Criminal barristers’ steadfast objection to the inclusion of plea-only advocates (POAs) in the Quality Assurance Scheme for Advocates (QASA) will be viewed by the public as self-interest, the vice-chair of the Bar Standards Board (BSB) has warned.
In a rebuttal of the campaign of opposition to QASA being waged by the Criminal Bar Association (CBA), Patricia Robertson QC joined a discussion on its blog to argue that digging in over POAs was misguided.
Ms Robertson also argued that conflating QASA with the government’s approach to best-value tendering (BVT) – on which it will consult next month – was wrong and that in boycotting the scheme the CBA risks “cutting off its own nose to spite its face” because others will step in to “mop up the work”.
She was joined by Baroness Deech who on Legal Futures that criminal barristers must separate QASA from the economic pressures bearing down on them.
Ms Robertson responded to a blog on the CBA’s blogsite by barrister Ian West of Fountain Chambers in which, among other things, he argued that including POAs is to “embed a conflict of interest between a client and his lawyer. ‘Mr Scroat, I can represent you, so long as you plead guilty. I advise you to plead guilty’. I say no more.”

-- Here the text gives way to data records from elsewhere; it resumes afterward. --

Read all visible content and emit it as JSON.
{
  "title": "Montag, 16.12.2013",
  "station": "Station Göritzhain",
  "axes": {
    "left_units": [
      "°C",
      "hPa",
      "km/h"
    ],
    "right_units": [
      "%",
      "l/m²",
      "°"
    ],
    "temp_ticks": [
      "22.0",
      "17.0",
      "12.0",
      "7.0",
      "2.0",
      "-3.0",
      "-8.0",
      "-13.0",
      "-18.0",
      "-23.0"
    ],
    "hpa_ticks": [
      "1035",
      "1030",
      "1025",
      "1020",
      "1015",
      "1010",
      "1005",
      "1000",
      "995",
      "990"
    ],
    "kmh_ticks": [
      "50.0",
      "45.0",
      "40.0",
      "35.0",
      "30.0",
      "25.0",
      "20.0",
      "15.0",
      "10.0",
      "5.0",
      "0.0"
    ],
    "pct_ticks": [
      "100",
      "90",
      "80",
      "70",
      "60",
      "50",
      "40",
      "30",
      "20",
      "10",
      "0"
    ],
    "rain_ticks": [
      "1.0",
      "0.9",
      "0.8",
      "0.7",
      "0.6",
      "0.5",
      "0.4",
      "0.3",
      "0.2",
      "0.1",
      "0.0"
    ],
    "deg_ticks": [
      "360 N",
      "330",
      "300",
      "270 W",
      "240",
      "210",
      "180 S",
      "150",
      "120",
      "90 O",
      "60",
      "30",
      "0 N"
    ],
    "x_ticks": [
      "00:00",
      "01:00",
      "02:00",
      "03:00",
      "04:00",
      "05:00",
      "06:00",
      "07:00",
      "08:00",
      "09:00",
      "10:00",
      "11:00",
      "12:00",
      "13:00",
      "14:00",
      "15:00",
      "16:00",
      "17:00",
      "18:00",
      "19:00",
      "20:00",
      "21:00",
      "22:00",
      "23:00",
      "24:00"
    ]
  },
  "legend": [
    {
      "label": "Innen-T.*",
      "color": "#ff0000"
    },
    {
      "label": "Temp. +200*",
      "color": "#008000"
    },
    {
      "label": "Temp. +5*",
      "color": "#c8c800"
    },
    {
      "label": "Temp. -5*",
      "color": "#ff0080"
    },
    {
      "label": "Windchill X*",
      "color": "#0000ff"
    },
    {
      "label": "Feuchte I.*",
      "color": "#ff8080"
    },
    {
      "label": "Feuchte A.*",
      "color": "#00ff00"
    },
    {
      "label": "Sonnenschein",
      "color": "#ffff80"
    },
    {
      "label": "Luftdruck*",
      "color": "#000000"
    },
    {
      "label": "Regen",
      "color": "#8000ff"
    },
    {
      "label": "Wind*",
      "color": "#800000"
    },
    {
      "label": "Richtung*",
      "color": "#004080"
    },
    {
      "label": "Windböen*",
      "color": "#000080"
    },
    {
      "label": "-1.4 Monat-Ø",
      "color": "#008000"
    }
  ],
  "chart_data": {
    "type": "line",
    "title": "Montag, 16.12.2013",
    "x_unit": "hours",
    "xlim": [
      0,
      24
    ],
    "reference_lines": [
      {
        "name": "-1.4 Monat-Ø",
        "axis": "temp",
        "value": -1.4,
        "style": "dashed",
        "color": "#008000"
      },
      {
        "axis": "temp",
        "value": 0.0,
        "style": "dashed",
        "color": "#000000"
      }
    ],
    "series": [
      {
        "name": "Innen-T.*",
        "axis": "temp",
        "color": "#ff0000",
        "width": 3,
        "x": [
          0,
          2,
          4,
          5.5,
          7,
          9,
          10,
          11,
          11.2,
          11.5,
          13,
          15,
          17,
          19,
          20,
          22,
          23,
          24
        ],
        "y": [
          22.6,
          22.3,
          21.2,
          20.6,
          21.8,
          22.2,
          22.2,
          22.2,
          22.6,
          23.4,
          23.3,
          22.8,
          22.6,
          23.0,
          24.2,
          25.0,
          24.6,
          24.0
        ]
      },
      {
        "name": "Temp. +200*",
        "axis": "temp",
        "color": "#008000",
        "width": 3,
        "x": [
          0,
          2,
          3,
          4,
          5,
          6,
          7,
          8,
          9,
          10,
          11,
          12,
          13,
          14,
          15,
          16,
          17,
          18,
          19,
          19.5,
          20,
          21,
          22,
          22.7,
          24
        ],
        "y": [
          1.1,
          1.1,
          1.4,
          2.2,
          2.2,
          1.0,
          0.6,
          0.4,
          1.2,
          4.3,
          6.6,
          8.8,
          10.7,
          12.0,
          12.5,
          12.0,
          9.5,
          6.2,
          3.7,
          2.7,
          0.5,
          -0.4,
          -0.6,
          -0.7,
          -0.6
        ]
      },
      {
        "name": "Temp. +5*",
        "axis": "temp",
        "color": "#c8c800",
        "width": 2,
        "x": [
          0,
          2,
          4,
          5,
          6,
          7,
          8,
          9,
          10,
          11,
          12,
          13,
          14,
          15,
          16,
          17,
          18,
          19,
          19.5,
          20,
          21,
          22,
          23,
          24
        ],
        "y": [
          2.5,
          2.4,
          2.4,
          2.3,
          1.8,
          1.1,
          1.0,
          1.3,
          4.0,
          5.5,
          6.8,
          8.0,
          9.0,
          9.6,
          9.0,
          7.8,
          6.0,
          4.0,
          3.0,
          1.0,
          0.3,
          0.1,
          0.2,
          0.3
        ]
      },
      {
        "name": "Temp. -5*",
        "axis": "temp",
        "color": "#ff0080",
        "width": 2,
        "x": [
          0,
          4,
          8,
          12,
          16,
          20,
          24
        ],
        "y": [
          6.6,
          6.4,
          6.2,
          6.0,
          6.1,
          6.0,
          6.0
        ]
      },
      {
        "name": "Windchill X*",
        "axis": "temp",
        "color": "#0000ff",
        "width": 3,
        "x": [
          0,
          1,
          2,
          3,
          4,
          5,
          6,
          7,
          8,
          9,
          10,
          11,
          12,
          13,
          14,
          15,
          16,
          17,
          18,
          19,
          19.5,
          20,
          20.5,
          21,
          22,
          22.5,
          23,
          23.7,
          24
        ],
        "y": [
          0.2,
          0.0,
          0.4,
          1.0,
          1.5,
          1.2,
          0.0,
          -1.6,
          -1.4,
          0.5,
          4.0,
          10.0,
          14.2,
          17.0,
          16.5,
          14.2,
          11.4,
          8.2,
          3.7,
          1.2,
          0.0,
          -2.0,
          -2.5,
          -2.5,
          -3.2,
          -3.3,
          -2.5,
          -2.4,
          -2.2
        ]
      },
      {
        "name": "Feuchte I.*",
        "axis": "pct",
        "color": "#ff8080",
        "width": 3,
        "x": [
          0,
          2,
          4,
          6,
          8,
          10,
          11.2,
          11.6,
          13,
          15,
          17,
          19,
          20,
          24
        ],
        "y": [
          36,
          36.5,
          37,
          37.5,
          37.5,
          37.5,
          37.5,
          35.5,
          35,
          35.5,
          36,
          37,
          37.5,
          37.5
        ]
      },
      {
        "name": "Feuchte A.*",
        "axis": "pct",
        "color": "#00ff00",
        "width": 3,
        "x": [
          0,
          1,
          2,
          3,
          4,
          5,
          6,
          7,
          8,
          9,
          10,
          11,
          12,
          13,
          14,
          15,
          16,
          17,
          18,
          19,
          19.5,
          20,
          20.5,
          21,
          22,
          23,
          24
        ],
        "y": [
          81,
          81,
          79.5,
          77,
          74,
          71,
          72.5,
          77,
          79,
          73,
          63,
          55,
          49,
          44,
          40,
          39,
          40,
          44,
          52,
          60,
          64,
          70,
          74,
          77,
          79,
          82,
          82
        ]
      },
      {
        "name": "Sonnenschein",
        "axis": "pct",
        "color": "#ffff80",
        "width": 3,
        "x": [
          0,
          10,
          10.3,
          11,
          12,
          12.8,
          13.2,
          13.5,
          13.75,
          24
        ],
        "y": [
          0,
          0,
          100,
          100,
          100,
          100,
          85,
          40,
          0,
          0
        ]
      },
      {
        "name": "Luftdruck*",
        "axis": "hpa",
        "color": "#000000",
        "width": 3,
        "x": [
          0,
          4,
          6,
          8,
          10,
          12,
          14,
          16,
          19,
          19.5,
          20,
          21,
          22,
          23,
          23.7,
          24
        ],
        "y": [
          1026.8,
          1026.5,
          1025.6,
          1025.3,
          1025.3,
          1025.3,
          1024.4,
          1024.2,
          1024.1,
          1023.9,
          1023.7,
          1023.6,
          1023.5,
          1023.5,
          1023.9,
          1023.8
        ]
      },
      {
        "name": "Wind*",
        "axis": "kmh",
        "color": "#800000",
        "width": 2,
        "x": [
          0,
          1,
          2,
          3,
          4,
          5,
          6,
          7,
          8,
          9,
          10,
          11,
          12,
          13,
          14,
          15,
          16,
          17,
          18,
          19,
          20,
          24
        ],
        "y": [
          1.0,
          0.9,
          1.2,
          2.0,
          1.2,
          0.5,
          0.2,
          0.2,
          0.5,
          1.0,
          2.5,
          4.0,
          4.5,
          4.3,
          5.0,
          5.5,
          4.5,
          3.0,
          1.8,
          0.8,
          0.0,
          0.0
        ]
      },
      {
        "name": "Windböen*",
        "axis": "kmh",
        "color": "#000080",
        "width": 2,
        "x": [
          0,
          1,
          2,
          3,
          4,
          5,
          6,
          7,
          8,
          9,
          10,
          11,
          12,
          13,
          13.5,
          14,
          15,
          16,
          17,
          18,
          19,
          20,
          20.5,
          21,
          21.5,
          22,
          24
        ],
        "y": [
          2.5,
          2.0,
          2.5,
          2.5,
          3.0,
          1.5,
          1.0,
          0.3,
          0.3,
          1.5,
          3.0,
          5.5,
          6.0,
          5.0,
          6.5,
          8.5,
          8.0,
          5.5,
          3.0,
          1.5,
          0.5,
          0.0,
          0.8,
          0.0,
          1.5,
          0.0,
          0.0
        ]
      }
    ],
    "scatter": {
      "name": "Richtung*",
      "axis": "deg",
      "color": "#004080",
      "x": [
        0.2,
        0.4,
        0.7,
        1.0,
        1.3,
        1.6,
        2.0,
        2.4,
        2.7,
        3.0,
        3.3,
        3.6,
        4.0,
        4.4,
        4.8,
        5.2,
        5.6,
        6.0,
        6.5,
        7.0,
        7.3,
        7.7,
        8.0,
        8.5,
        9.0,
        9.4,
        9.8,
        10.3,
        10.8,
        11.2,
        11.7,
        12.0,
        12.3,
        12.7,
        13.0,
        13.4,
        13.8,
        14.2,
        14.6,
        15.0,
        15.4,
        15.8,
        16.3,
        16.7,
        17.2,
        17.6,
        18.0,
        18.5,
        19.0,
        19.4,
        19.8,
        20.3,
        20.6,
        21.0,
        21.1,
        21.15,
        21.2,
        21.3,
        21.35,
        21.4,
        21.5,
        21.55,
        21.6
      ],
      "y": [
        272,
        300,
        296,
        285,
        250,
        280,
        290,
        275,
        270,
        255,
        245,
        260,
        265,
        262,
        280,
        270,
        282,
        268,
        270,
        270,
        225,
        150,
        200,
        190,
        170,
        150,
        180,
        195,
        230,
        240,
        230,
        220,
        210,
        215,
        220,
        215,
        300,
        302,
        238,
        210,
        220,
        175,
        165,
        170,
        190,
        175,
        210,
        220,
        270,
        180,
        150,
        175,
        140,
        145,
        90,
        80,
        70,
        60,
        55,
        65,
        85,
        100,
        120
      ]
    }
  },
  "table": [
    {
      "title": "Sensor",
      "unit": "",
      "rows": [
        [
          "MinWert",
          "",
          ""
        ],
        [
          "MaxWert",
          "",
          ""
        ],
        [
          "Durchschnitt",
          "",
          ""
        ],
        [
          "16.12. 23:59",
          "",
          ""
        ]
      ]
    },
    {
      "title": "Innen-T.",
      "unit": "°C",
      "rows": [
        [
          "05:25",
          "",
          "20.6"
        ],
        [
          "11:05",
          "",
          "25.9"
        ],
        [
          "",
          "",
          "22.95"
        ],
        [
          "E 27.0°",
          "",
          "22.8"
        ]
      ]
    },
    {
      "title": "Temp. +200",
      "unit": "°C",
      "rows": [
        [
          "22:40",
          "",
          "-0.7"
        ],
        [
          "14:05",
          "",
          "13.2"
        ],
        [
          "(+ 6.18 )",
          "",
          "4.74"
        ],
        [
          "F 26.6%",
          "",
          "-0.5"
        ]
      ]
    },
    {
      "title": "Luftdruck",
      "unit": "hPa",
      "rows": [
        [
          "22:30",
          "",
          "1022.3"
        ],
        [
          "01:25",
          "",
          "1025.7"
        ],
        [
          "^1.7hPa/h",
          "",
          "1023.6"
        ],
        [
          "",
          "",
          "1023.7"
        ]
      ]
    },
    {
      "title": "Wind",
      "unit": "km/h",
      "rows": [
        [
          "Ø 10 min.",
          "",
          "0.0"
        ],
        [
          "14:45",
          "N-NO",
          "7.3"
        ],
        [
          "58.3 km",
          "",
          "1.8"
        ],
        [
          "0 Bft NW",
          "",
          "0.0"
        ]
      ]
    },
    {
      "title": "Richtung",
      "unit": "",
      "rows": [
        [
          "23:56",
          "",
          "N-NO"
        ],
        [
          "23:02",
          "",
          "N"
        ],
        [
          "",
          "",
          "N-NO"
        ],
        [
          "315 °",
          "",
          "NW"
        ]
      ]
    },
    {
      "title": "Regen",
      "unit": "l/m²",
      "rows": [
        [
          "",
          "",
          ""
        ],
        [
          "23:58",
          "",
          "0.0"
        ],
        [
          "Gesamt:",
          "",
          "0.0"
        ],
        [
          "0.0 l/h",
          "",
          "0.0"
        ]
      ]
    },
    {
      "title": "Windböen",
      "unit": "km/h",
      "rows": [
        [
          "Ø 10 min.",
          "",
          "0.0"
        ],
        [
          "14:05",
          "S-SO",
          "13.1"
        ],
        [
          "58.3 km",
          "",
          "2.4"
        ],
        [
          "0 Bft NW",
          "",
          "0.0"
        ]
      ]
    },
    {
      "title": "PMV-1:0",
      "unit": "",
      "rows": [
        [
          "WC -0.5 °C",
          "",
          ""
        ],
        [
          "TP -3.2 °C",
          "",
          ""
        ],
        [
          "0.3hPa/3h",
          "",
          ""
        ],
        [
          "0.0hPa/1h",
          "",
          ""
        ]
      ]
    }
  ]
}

Mr West alleged that in negotiations with the other regulator sponsors of QASA – the Solicitors Regulation Authority and ILEX Professional Standards – the BSB had accepted the insistence by solicitors on the inclusion of POAs in exchange for judicial evaluation being applied to all advocates.
In the discussion, solicitor-advocate Andrew Bishop, managing partner of Bishop & Light in Hove, argued there are guilty plea cases which advocates do not necessarily need trial experience to conduct, and that barristers may also have to resist incentives to advise in a particular way.
Ms Robertson described the inclusion of POAs in QASA – which is due to start in September in the Midlands and Western Circuit – as “a step forward” since they would for the first time be “appraised across the same criteria so the public has reassurance about their competence”. She added: “To anyone outside the Bar the argument about QASA being flawed because it includes POAs smacks of self-interest.”
She agreed with Mr Bishop and said that arguing that POAs should not exist at all “is overkill and a form of gold plating”. She could envisage situations where solicitors might reasonably not wish to include trials in their practice.
She continued: “It’s really very simple: if you are right that POAs pose a particular threat to quality it is profoundly illogical to exclude them from an appraisal system which is designed to protect the public.”
The BSB had carefully considered the matter and decided to go ahead with a scheme that included POAs. If necessary at QASA’s two-year review, a change could be made if supported by evidence.
She concluded: “However, if instead the CBA persuade the criminal bar not to get accredited then I genuinely believe the effect of this campaign will be the criminal bar cutting off its own nose to spite its face, because others will mop up the work and if QASA is derailed there will be little or no quality safeguard guaranteeing they are up to the job.”
Criminal law barristers are becoming increasingly militant about QASA and Mr West urged a boycott of the scheme. However, he said that before barristers on circuits in the vanguard could be expected to boycott QASA, “they must have confidence that practitioners from other circuits who were not required to be accredited in the first tranche, will not come in and do the work that they are disqualifying themselves from doing.
“The other circuits… must meet, and resolve to support those in the Midlands and the West who are being thrust into the forefront. It can be done. And it must be done. The alternative is unthinkable.”
The regulators’ response to the fourth and final consultation on QASA, to which 348 responses were made, has not yet been published. Ms Robertson pledged she would “see what I can do to hurry along publication of the report”.